Autor Thomas Hettche zu Gast an den Kaufmännischen Schulen Offenburg

Schülerinnen und Schüler der Berufskollegklassen der Kaufmännischen Schulen Offenburg, Helene-Lange-Schule Offenburg, Technisch-Gewerbliche Schule Offenburg und der Kaufmännische Schulen Lahr lernen am 20.11.2025 den Autor ihrer Pflichtlektüre kennen – Eindrücke einer Schülerin:

Die Begegnung mit dem Autor unserer Pflichtlektüre „Die Liebe der Väter“, Thomas Hettche, war für mich eine besondere und interessante Erfahrung, weil wir nicht nur etwas über die Geschichte des Romans selbst erfahren haben, sondern auch viel über den Autor und seine Gedanken dahinter. Schon zu Beginn wirkte Herr Hettche sehr gelassen und humorvoll. Nach seiner lockeren Begrüßung wartete er einen Moment, bis Ruhe in der mit über 200 Schülerinnen und Schülern voll besetzten Mensa herrschte. Dabei wirkte er auf Anhieb sympathisch, sodass die Stimmung schnell entspannt war. 

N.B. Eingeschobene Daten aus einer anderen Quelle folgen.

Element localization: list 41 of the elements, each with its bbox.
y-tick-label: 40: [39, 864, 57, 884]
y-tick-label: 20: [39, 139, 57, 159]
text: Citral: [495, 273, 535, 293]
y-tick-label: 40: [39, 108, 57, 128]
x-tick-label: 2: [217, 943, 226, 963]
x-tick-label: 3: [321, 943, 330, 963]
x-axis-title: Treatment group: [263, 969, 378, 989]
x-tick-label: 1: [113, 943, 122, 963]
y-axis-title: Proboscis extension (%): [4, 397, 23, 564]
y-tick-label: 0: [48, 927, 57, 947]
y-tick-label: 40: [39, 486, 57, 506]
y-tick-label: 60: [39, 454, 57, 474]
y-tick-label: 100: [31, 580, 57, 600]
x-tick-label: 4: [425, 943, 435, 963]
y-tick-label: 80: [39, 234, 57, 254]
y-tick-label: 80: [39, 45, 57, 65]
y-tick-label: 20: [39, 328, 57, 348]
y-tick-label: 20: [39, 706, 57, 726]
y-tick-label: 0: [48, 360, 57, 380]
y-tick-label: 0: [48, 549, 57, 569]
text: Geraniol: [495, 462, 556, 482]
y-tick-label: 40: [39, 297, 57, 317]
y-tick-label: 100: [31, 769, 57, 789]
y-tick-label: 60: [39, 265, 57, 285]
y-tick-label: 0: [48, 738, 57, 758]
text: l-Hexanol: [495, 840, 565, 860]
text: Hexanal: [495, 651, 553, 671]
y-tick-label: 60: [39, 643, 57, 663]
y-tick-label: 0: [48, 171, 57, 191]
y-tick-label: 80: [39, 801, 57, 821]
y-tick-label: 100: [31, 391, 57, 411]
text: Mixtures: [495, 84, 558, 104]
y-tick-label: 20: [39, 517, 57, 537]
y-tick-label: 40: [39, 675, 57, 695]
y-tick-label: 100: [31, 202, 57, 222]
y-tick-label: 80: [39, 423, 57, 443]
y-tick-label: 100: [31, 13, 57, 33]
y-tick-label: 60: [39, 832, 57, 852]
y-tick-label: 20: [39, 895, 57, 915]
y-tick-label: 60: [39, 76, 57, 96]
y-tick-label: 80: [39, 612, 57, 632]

Der Autor begann damit, den Anfang des Romans „Die Liebe der Väter“ vorzulesen. Es wirkte so, als ob ihm das Lesen Spaß mache. Er arbeitete dabei mit seiner Stimme, mit Betonung und Körpersprache. Besonders aufgefallen ist mir, wie ehrlich Herr Hettche über seine Gefühle gesprochen hat. Jeder konnte spüren, dass er eine enge Verbindung zu der Geschichte hat, die im Roman erzählt wird. Das liegt sicherlich auch daran, dass Thomas Hettche, wie die Figur des Vaters Peter aus dem Roman, selbst während der Kindheit und Jugend seiner Tochter getrennt von ihr lebte. In „Die Liebe der Väter“ konnte der Autor viele Erlebnisse und Situationen aus dieser Zeit verarbeiten, was er offen angesprochen hat.

Spannend fand ich auch, dass er selbst darüber nachgedacht hat, wie seine Tochter wohl auf den Roman reagieren würde. Glücklicherweise hat sie der Veröffentlichung zugestimmt! Seine Antworten auf unsere Fragen wirkten sehr überlegt und ehrlich. Unter anderem erklärte uns der Autor, wie viel Arbeit hinter einem Roman stecke: Recherche, Schreiben, Überarbeitung und Korrekturen – der ganze Prozess kann sich über Jahre ziehen.

Besonders interessant war für mich die Tatsache, dass Thomas Hettche seine Unsicherheit nach der Veröffentlichung seines wohl persönlichsten Romans ansprach. Zum Beispiel hatte er die Sorge, dass Personen sich in der Geschichte wiedererkennen und rechtliche Schritte einleiten könnten. Auch Fragen nach Themen wie dem Verdienst, den er mit seinen Büchern erzielt, beantwortete er ohne zu zögern.

Insgesamt fand ich die Autorenlesung sehr gelungen, da Herr Hettche offen und ehrlich auf all unsere Fragen antwortete. Die Veranstaltung hat noch einmal verdeutlicht, wie kompliziert die Beziehung zwischen Eltern und Kindern sein kann und wie schwer es manchmal ist, heikle Themen offen auszusprechen. Es sollte aber getan werden, damit Situationen wie die im Roman beschriebene keine Tabuthemen bleiben.